Gerne folgt sie auch Herberts Wunsch, bei allen Proben still dabeizusitzen. Offenbar schätzt der sonst so unbeirrbare Interpret den Hausfrauentest: Wenn es der von keinerlei musiktheoretischer Sachkenntnis angekränkelten Eliette gefällt, wird es wohl auch beim großen Publikum gut ankommen. Herbert von Karajan war eine gespaltene Persönlichkeit, daran lässt bei aller Parteilichkeit auch Eliettes Anekdotensammlung keinen Zweifel: Öffentlich der unnahbare Pulttitan, der stets mit geschlossenen Augen dirigierte und sich lieber entleibt hätte, als Emotionen zu zeigen, privat eine liebevolle Vaterfigur, rührend besorgt um seine Familie wie auch um „seine“ Musiker von den Wiener und Berliner Philharmonikern.

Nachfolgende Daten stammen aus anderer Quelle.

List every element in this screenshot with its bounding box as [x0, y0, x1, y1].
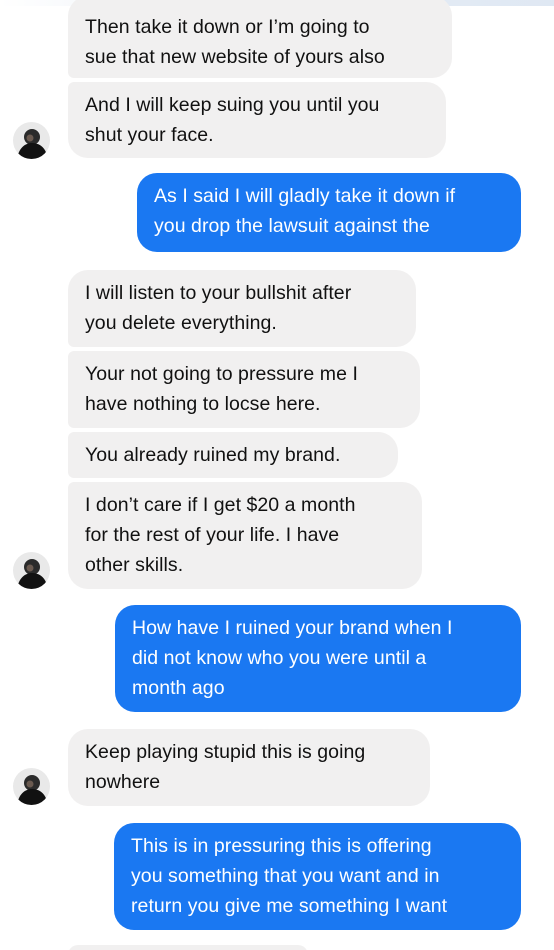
message-line: Keep playing stupid this is going: [85, 741, 366, 763]
message-bubble-incoming-partial[interactable]: [68, 945, 308, 950]
message-line: have nothing to locse here.: [85, 393, 321, 415]
message-line: You already ruined my brand.: [85, 444, 341, 466]
message-thread[interactable]: Then take it down or I’m going to sue th…: [0, 0, 554, 950]
message-line: you drop the lawsuit against the: [154, 215, 430, 237]
contact-avatar-icon[interactable]: [13, 552, 50, 589]
message-bubble-incoming[interactable]: I will listen to your bullshit after you…: [68, 270, 416, 347]
message-bubble-incoming[interactable]: Your not going to pressure me I have not…: [68, 351, 420, 428]
message-line: Then take it down or I’m going to: [85, 16, 370, 38]
contact-avatar-icon[interactable]: [13, 122, 50, 159]
message-line: I don’t care if I get $20 a month: [85, 494, 356, 516]
message-line: nowhere: [85, 771, 161, 793]
message-line: I will listen to your bullshit after: [85, 282, 352, 304]
message-line: you delete everything.: [85, 312, 277, 334]
message-line: As I said I will gladly take it down if: [154, 185, 456, 207]
message-line: return you give me something I want: [131, 895, 448, 917]
message-line: shut your face.: [85, 124, 214, 146]
message-bubble-outgoing[interactable]: This is in pressuring this is offering y…: [114, 823, 521, 930]
message-line: And I will keep suing you until you: [85, 94, 380, 116]
message-line: How have I ruined your brand when I: [132, 617, 453, 639]
message-bubble-outgoing[interactable]: As I said I will gladly take it down if …: [137, 173, 521, 252]
message-bubble-incoming[interactable]: Keep playing stupid this is going nowher…: [68, 729, 430, 806]
contact-avatar-icon[interactable]: [13, 768, 50, 805]
message-line: other skills.: [85, 554, 184, 576]
message-line: Your not going to pressure me I: [85, 363, 358, 385]
message-line: sue that new website of yours also: [85, 46, 385, 68]
message-bubble-incoming[interactable]: You already ruined my brand.: [68, 432, 398, 478]
message-line: you something that you want and in: [131, 865, 440, 887]
message-line: did not know who you were until a: [132, 647, 427, 669]
message-bubble-incoming[interactable]: Then take it down or I’m going to sue th…: [68, 0, 452, 78]
message-line: month ago: [132, 677, 225, 699]
message-bubble-incoming[interactable]: And I will keep suing you until you shut…: [68, 82, 446, 158]
message-bubble-incoming[interactable]: I don’t care if I get $20 a month for th…: [68, 482, 422, 589]
message-line: for the rest of your life. I have: [85, 524, 340, 546]
message-line: This is in pressuring this is offering: [131, 835, 432, 857]
message-bubble-outgoing[interactable]: How have I ruined your brand when I did …: [115, 605, 521, 712]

Ein Mann mit Herz und – ja, tatsächlich! – Humor: Eines Abends haben die Karajans die Könige von Spanien und Jordanien sowie den Schah von Persien Reza Pahlewi mit seiner Farah Diba zum Abendessen in ihr Haus im Nobelskiort St. Moritz eingeladen. Als Eliette die Frage quält, ob sie den gekrönten Häuptern nun mit einer Verbeugung oder lieber mit einem Hofknicks gegenübertreten soll, rät Herbert ihr trocken, sich doch einfach das Bein eingipsen zu lassen.

„Mein Leben an seiner Seite“, Eliette von Karajan, Ullstein, 22,90 Euro. Am 21. Januar ist Eliette von Karajan zu Gast in der TV-Sendung „Beckmann“, am 22. Januar signiert sie ihr Buch ab 18 Uhr im Berliner Kulturkaufhaus Dussmann.